A long time ago in a very intense work environment, I had a discussion with colleagues about whether it’s more important to be respected or liked. I chose “liked,” which most of the others felt was the wrong answer. I accepted that judgment for years, but I’m rethinking it now.
Is it possible that people pay more attention to who is telling them a message and how they deliver it than they do to the actual content of the message? Over and over again, I’ve seen people fail—despite the strength of their intellects, skills, and ideas—because for some reason they were not liked.
I have a colleague who feels this is particularly true in nonprofits, where “likeability” seems to be a key factor for success. This can be problematic because the requirements for fitting in and being liked are different everywhere. And it’s enormously frustrating for people who are made to feel like outsiders even when they do an excellent job.
I’ve also noticed this phenomenon in volunteer groups.
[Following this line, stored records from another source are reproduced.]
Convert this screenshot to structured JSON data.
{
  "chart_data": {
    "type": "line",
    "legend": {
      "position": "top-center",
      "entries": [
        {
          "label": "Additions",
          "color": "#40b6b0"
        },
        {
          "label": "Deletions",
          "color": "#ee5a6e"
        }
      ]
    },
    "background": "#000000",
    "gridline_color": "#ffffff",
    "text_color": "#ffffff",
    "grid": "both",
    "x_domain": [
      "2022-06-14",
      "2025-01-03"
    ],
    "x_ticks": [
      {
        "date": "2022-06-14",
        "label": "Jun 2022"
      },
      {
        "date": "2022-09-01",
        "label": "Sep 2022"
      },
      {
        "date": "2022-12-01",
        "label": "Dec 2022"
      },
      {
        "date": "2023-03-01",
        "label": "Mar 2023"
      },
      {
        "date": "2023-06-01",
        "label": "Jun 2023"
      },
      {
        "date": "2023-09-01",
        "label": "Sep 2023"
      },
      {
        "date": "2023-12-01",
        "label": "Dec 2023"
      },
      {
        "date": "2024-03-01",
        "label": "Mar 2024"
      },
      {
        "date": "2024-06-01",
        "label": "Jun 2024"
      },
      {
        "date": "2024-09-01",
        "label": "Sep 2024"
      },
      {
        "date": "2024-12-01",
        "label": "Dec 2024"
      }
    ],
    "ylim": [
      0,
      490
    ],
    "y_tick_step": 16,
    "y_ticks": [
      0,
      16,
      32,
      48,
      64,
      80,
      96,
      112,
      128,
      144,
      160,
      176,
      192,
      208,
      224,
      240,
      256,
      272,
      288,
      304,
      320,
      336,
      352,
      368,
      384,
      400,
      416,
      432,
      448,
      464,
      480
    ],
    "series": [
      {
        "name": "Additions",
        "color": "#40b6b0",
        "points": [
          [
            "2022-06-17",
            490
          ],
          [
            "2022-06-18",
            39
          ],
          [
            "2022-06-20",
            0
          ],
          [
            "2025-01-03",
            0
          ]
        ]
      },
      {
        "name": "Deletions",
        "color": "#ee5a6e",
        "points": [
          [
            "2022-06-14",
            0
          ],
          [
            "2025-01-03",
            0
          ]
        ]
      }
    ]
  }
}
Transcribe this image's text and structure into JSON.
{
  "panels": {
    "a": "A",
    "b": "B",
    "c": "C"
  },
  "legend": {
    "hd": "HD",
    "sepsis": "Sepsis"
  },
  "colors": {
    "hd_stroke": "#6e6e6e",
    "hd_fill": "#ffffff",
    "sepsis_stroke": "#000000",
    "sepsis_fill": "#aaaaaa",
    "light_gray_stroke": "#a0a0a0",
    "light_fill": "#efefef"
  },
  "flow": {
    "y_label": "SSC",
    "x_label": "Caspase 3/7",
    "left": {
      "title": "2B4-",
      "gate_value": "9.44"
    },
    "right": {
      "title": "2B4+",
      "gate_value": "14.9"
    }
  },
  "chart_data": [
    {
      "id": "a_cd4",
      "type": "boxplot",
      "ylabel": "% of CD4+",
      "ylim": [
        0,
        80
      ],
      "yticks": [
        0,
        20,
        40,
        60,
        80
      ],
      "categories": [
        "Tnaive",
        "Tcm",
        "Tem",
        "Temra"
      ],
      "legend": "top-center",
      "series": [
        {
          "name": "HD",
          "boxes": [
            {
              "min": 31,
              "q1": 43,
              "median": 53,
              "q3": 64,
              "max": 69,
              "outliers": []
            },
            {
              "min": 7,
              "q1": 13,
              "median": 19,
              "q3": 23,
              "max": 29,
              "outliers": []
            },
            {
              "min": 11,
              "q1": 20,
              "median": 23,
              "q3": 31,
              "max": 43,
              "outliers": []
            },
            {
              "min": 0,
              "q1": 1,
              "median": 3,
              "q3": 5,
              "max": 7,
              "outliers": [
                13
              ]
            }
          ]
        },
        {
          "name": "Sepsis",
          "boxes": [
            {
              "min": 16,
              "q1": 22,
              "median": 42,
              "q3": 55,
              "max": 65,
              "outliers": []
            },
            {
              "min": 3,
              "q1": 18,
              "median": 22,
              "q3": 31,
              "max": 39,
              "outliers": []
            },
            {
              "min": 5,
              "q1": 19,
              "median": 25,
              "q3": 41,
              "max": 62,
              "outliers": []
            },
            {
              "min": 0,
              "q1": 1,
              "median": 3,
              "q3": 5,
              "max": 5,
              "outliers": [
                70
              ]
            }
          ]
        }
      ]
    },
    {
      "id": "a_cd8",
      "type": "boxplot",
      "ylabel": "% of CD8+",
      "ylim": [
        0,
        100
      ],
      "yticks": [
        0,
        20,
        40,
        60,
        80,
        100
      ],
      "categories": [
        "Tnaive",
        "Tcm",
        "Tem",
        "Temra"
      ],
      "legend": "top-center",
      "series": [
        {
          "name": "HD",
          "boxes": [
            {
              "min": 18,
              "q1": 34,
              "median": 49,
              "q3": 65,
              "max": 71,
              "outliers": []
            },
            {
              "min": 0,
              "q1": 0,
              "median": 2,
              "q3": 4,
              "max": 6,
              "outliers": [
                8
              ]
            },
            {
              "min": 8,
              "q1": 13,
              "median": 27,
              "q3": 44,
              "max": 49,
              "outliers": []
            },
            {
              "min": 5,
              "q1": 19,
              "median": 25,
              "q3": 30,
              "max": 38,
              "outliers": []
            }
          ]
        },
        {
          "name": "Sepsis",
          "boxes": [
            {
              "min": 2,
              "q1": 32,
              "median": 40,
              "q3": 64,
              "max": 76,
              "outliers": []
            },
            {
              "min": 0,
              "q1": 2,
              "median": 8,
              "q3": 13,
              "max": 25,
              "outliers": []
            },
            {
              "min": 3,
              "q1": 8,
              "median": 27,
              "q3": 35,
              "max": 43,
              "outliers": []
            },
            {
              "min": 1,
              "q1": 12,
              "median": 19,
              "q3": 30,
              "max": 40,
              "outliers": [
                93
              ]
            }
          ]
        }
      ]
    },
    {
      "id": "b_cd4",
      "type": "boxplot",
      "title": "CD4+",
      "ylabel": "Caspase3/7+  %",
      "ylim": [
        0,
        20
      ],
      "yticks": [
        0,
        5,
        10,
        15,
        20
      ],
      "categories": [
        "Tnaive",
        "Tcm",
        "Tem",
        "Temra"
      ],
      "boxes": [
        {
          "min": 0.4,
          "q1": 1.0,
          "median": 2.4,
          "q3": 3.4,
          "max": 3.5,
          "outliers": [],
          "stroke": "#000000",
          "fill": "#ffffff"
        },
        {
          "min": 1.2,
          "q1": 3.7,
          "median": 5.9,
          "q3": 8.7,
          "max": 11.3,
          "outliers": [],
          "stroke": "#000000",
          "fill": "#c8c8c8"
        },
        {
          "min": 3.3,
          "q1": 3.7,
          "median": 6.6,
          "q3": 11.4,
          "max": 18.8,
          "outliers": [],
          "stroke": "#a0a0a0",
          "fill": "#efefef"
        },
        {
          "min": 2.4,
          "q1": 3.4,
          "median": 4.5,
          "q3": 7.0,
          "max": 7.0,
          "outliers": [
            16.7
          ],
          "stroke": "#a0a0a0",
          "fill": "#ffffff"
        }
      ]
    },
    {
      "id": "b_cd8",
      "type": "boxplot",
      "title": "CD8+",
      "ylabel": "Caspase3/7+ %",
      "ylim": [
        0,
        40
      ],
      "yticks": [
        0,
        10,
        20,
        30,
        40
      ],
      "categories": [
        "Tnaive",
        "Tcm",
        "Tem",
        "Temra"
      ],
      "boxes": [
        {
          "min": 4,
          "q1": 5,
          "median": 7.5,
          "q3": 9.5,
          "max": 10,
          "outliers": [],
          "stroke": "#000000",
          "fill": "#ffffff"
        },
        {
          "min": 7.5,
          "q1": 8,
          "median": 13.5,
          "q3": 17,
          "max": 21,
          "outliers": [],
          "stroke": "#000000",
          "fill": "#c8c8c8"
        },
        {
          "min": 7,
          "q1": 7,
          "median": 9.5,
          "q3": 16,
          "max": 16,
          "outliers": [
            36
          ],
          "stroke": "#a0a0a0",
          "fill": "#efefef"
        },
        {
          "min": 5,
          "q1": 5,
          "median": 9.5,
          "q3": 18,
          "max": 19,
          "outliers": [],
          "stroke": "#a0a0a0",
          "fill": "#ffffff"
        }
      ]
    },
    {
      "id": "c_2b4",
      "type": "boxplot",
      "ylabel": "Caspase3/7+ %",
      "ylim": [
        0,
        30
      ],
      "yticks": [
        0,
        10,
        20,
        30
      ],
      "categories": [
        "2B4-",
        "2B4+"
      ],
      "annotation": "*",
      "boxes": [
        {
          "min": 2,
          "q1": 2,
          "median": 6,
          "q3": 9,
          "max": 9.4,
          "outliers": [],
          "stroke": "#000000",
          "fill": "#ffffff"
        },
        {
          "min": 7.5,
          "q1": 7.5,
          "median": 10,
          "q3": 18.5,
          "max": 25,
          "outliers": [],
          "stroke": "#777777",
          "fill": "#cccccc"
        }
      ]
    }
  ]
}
People who are well-liked can get the same projects done that completely stymied others who were not as popular. They can bring forth the same suggestions that were previously blocked but have more success in motivating their peers.
Of course, we all know people who succeed without being liked. They consolidate power to get things done, and others submit to the sheer force of their wills. They are the archetypal leaders and successful entrepreneurs. However, I think they are becoming the exception, not the rule.
And from my own experience, I will say that trying the “first like me, then you’ll learn to respect me” method can have a high personal cost. It’s easier to get taken advantage of by others and to become burned out.